I get exasperated when I read bad writing. And because of that, I'm reluctant to part with my prose until I'm reasonably sure it won't sound pedestrian. And even after I do part with it, I'm uneasy.
So, I guard my words zealously until I feel it's time to let them go. I've spent entire DAYS writing those "down-the-side-of-a-newspaper-page" columns. And once or twice, it's taken two days. Very often, I feel a genuine sense of loss when I allow something over which I've labored to be published in the paper. It almost feels like the day my son moved into his own place. It was a necessary step, but it was traumatic just the same.
No wonder it took me about a year and a half to produce 50 pages of a novel that I ultimately abandoned. Too intense.
There's got to be something I'm missing. I don't expect it to be easy. Tom Hanks has a line in one of my favorite movies, "A League of Their Own," where he says, "if it was easy, everybody would do it."
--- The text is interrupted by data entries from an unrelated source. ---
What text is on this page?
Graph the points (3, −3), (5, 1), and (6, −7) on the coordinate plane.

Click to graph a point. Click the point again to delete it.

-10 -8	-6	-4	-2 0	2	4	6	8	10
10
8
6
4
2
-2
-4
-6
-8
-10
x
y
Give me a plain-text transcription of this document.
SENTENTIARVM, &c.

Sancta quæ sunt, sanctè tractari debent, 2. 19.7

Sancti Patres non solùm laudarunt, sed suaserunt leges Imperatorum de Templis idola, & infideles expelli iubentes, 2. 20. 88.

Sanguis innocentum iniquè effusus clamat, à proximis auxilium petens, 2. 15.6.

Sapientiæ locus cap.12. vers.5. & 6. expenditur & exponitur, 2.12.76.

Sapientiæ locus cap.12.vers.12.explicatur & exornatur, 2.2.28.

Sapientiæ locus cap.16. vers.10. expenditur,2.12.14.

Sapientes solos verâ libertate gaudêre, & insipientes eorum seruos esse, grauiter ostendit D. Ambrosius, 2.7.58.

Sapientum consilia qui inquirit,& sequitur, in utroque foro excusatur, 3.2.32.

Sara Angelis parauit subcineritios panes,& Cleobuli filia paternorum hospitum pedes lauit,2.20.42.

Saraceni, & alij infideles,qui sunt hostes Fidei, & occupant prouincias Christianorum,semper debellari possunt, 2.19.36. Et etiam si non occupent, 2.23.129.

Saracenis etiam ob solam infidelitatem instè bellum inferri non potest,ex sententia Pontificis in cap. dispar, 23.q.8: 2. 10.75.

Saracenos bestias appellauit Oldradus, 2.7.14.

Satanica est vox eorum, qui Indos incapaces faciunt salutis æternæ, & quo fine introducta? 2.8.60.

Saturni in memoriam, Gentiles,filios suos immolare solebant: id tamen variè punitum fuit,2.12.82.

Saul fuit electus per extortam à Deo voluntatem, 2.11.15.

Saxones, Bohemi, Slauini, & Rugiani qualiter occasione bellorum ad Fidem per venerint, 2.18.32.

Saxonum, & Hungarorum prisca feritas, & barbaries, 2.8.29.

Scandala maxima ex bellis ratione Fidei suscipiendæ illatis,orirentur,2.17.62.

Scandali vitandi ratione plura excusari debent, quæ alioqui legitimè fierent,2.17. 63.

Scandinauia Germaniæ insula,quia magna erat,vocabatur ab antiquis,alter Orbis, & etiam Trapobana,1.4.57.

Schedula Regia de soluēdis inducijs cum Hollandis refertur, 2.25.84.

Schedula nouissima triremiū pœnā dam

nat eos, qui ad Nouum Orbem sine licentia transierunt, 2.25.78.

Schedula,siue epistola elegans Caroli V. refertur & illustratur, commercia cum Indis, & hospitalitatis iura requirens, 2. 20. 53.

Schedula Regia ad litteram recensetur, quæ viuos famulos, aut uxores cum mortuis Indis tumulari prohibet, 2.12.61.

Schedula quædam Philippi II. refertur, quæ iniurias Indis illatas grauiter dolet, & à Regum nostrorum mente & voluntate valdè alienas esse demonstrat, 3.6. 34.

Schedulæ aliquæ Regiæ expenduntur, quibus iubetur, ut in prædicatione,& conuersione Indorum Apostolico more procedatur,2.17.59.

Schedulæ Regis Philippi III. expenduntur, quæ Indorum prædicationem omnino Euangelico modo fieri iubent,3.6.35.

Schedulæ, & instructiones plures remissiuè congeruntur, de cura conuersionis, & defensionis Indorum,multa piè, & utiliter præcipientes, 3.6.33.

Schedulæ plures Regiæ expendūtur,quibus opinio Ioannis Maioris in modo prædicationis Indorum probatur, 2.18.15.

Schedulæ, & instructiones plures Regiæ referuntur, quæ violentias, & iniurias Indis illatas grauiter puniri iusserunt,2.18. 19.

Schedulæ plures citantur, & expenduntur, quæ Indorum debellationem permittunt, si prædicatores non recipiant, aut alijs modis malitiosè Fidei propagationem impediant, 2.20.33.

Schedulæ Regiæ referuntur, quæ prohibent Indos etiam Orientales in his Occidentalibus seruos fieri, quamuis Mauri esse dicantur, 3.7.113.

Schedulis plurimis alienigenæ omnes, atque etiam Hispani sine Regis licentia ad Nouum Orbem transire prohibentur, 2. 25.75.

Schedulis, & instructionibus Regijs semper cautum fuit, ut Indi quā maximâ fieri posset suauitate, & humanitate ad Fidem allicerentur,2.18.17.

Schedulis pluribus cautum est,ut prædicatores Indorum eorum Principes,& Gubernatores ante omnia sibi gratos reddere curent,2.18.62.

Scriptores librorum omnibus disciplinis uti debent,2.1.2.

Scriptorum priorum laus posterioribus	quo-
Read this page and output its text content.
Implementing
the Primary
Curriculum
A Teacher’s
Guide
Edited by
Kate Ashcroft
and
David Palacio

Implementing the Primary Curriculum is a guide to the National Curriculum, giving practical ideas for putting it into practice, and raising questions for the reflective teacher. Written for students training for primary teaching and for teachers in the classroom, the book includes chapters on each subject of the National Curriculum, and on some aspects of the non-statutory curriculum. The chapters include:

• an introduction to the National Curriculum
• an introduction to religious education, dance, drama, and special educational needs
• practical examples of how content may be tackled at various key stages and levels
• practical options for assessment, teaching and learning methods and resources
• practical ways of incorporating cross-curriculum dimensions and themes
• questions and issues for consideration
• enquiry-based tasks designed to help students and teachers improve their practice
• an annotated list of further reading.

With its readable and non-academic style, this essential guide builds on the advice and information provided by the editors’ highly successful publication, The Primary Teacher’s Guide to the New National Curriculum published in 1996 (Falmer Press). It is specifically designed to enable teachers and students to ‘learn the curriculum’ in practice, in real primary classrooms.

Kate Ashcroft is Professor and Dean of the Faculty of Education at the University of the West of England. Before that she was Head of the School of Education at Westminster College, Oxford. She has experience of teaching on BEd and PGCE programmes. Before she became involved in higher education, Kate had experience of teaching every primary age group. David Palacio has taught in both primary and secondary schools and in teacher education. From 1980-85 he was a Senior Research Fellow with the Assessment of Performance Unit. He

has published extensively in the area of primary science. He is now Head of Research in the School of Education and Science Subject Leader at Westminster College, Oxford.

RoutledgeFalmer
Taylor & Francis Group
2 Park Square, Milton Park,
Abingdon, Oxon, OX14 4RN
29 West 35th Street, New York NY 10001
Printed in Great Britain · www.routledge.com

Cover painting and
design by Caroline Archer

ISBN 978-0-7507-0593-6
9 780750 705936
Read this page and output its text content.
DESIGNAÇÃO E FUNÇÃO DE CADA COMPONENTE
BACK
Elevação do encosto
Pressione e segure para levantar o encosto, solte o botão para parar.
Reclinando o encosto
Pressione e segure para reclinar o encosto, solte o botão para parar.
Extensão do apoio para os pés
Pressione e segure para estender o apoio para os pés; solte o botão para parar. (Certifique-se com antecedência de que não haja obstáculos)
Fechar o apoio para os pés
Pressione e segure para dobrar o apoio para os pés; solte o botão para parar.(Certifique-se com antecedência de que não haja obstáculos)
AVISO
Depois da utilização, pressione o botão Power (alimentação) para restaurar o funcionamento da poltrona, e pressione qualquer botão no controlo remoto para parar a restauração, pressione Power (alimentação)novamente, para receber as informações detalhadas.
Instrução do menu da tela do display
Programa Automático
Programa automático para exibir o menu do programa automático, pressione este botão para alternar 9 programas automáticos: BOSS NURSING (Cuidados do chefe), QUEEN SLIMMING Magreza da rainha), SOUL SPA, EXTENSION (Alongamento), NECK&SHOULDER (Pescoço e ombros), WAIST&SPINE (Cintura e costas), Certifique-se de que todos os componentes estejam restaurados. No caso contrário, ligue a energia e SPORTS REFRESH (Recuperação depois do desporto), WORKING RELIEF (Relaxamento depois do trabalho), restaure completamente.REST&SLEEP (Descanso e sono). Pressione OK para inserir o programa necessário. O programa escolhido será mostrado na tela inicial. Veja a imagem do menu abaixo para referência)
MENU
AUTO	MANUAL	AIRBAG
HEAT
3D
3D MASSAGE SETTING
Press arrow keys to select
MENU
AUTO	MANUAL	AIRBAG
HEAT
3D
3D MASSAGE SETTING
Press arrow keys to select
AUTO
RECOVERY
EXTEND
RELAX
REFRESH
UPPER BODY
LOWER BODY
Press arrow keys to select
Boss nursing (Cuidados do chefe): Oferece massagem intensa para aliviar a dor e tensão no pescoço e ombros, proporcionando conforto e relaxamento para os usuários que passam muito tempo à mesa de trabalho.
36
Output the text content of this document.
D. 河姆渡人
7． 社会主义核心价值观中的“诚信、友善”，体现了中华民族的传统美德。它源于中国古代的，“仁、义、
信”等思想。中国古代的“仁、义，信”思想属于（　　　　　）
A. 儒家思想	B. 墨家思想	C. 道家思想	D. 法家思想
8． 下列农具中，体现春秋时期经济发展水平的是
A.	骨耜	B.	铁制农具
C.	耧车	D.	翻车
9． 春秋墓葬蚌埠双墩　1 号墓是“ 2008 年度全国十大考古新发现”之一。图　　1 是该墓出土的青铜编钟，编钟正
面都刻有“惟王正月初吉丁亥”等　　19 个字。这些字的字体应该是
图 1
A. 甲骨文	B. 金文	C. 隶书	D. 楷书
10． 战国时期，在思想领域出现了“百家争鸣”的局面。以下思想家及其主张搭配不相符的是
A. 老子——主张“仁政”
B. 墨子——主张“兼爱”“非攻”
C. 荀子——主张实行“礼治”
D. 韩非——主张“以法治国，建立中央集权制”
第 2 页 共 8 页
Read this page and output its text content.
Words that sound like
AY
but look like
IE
So I understand, and accept, the fact that writing a novel is a challenge. But it's challenge that leaves me feeling awfully inadequate, because I can't seem to rise up to it.
When I sent Jill Davis a Facebook friend request, I had no idea whether she'd accept. I would have been OK with it if she hadn't. It's been years. She's got her life and I have mine.
But I did want to talk writing with her. And still do. And she says she will (obviously she accepted).
I'm not writing this to suggest that if Jill Davis can write a novel so can I. As I said before, I knew Jill was tremendously talented five minutes after I met her in that class. The proper way of putting it would be, "if anyone COULD write a novel, it would be Jill Davis."
But damn, Jill ... can you throw a little of that glow my way??? I'm willing to change the dynamic after all these years. How about YOU being the teacher ... and ME being the student.
Because, dammit all, this is one disappointment I want expunged from my life!!!